Sou
humorista há 4 anos e publicitário há 18 anos. E tem algo que sempre achei
muito estranho envolvendo essas duas atividades: a visão de algumas empresas de
que humor é voltado quase que exclusivamente à classe C. A única explicação que
pude pensar é a de que rico não precisa de piada, rico ri à toa.
Antes
de tudo, me parece um pensamento elitista e arrogante: deixa a classe C dando
risada, enquanto nós - das classes A e B - tratamos das coisas sérias. Também
vejo com um pouco de tristeza essa visão: vou trabalhar a vida inteira para
ficar rico e então, nunca mais poder ter humor. Ou pior: vou nascer rico e
nunca dar uma risada na vida. Puta que pariu, mas que vida cruel: só posso
escolher entre ser pobre ou ser triste?
E se
fizéssemos uma divisão de classes diferente? Em vez de classificar as pessoas
por condição econômico-social, vamos classificá-las por condição cultural. Aí
vamos ver que, independente de classe econômico-social, existe humor para todo
tipo de gosto. Desde o mais escrachado (esse sim, voltado à classe C cultural)
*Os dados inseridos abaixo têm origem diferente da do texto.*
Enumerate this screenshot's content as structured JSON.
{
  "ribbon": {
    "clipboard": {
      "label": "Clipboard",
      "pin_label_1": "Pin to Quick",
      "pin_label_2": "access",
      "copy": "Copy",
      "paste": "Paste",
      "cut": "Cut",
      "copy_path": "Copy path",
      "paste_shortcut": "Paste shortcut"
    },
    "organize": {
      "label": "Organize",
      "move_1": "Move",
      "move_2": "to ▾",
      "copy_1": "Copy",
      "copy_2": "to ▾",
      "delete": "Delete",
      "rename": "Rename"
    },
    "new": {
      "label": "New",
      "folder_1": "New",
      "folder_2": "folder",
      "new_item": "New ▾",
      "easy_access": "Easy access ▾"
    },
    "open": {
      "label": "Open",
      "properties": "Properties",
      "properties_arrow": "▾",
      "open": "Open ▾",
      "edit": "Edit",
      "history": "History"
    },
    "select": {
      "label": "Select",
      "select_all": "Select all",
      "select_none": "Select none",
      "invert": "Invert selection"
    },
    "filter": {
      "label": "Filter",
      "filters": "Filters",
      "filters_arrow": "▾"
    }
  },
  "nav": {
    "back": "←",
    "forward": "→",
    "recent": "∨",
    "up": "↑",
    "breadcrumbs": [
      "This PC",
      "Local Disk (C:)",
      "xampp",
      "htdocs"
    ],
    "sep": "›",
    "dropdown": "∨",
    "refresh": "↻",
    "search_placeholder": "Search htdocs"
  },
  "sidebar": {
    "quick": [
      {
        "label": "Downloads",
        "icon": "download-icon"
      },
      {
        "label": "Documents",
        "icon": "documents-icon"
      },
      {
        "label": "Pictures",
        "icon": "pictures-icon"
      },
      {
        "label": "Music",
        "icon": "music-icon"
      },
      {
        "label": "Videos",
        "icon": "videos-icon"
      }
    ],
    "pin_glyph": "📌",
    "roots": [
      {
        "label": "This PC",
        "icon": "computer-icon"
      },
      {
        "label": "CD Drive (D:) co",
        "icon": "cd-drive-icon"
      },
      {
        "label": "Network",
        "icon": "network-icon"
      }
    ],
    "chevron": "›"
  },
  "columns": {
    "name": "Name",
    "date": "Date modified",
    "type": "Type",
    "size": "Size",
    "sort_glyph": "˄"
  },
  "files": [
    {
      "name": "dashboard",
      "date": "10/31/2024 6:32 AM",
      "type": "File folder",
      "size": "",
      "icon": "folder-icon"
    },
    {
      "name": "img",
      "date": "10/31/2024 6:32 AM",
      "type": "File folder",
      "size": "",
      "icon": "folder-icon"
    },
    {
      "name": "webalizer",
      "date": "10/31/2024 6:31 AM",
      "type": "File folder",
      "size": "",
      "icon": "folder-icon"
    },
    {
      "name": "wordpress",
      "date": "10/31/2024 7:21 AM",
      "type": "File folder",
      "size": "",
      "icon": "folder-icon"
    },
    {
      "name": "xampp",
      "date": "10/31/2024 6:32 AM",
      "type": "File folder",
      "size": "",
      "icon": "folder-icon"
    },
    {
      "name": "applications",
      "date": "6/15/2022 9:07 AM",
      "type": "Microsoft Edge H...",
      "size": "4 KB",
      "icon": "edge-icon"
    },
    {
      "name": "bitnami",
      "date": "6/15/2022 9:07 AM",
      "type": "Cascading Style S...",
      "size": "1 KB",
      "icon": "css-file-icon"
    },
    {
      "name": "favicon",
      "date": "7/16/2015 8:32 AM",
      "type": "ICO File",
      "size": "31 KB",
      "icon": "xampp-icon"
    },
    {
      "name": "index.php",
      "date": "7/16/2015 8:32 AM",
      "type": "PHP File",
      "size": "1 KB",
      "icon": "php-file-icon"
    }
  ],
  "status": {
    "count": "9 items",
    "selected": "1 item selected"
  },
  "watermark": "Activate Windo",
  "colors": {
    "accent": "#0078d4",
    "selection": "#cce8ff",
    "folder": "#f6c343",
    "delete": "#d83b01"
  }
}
até o mais questionador. E, sem preconceitos, cada um tem seu devido valor.
Não
estou defendendo que se use o humor em toda e qualquer situação. Ele é apenas
uma das ferramentas da comunicação entre as pessoas: como são a emoção, o
argumento racional e tantas outras ferramentas. Em algumas situações o humor é
altamente eficiente: para mensagens questionadoras ou para trazer leveza a
mensagens muito complexas, por exemplo. Em outras situações ele atrapalha e
realmente deve ser descartado (tem hora que uma piada é a pior coisa a ser
dita). Agora, pra quem tem preguiça de analisar, basta cagar a regra: humor é
pra pobre. Ou você contaria uma piada num velório, só porque é de um sujeito
pobre?
Por
isso, aqueles que conseguem usar o humor na sua comunicação de maneira adequada
(sejam marcas, jornalistas ou artistas) alcançam rapidamente uma posição de
destaque. Por um simples motivo: a concorrência é pífia. Ridícula. E
repetitiva. Basta ver os canais de TV, os perfis de Facebook e as palestras
corporativas repletas de mensagenzinhas motivacionais e de auto-ajuda. Quando
aparece uma mensagem original, chama atenção como uma Gisele Bundchen no meio
de uma multidão de Carlitos Tevez.
Só
pra finalizar: em abril, Jerry Seinfeld vai fazer duas apresentações em Las
Vegas e cada ingresso custa até U$180 (cerca de R$360). E provavelmente as duas
vão lotar. Se rico não gosta de humor eu te pergunto: quem é que paga os
ingressos pra esse bando de pobres assistir?